What we see is a steady stream of emails using one of a variety of hooks designed to make the recipient open the attached file. These usually play on natural curiosity or anxieties about fraud; as an example one email claimed that the attached file is a purchase order. Is it misdirected? Has someone somehow cloned my credit card and used it to make a purchase? Has one of my online accounts been compromised?

To increase authenticity the email comes complete with a signature disclaimer that matches the apparent from address; all from a genuine company that will be completely innocent and have nothing to do with this email at all. (It is relatively simple to make an email appear to have come from a particular sender without having any relationship to that sender at all.)

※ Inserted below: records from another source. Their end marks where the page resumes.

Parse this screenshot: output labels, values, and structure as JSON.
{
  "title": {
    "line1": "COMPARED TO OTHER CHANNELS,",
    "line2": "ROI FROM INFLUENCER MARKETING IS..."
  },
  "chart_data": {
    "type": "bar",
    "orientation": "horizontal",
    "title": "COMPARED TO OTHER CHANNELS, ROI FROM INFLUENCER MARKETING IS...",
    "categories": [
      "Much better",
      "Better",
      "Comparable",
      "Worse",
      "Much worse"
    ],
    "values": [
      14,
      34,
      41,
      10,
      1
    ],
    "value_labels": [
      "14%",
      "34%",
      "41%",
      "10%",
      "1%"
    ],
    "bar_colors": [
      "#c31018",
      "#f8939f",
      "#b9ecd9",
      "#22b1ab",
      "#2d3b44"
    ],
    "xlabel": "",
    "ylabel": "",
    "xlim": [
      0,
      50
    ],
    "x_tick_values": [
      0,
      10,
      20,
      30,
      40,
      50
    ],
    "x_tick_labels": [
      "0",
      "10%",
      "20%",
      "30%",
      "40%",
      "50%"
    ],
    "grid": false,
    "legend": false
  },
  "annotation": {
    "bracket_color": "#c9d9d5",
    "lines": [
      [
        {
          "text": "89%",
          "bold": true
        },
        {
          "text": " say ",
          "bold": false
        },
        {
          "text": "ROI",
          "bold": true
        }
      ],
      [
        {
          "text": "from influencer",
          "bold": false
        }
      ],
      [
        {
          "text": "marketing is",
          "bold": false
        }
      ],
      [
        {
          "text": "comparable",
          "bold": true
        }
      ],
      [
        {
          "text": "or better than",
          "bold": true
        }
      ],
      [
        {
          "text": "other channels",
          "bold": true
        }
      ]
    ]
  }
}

So, what happens if we open the attachment? Well we don’t know exactly, but nothing good… A short while after getting the email we uploaded the attachment to virustotal where 12/55 antivirus engines tested against identified the file as a trojan downloader, some giving the family as “nemucod”. This piece of software has one job when running on a machine, and that is to download and install code, most likely malware of some sort. But look at that detection score, a few hours later it has risen to 19/55 but that still means that many machines with up-to-date antivirus running would still happily allow the user to open the file.

I have to admit, given the provenance of this email I was slightly surprised that the payload could fool so many antivirus engines. I assumed that the low-rent end of spam campaigns would result in low-end malware delivery, maybe what this shows is that economics makes even low-end malware tricky to detect and stop.